Facebook has already made it easy to hide other members’ status updates if you no longer wish to read them in your news feed. Now, you can keep others from reading your updates as well. The New York Times recently published an article detailing “How to Hide From Friends You Don’t Like,” further instilling the fear we all have when engaging in social media. While this may be a plus in the personal sphere, it’s a little frightening for brands that also appear within the same pages of Facebook.
As Facebook ramps up these privacy settings providing users more and more ways to limit who can view what and what they view themselves, it becomes even more important for brands to not get lost in the hiding shuffle.
Don’t over-publish
One of the reasons brands get hidden in news feeds is they publish too many status updates (and too close together). When a users’ wall is inundated with updates from one person or brand, they’re likely to click the “hide” button and voila! They’re gone forever.
Lucky for you, there are ways to help you streamline this process. Now, you can schedule your posts in order to keep from over-publishing. You can set up your posts for a week (or longer) and they’ll all get pushed out for you at the appropriate times scheduled. This way, you’re not scrambling around and you’ve designated a plan for your publishing approach.
Watch what people are saying
If you post a status update that gets 50 comments and half of them are negative, you may want to consider posting about another topic. Watching what your fans are saying and how they’re interacting with your posts is a great way to determine what you should be posting about. Fans notice when you listen to them. If you listen, and respond, you’re likely to build a relationship with them where they want to come back and see what you have to say.

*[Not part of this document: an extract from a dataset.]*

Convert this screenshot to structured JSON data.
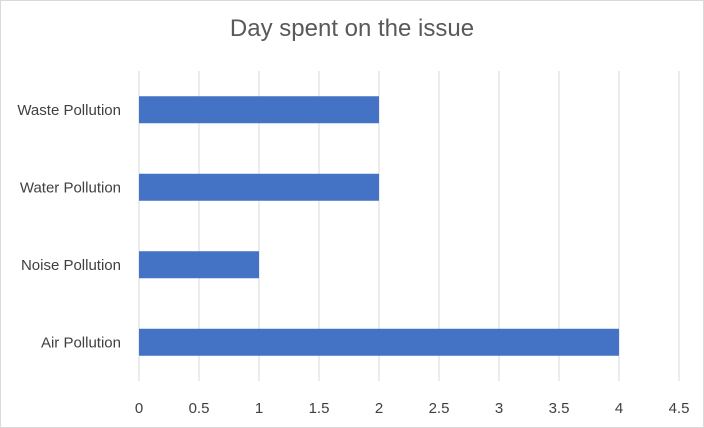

Monitoring what your fans are saying can be a daunting task. Especially as more and more people flock to your page. Using our moderation tool you are able to easily moderate all comments and posts that appear on the page allowing you to create deeper connections with your fans.
Create engaging content
Now that we’ve made it clear you need to engage with your fans on Facebook, what do you say? Coming up with content your fans would be interested in is only half the battle – you have to phrase it in a way that pulls people in rather than tunes you out. Social networks are inherently friendly – your status updates should be, too. Publish something you, yourself, would respond to. Cut out the canned-responses and interact as a person not as a marketing machine.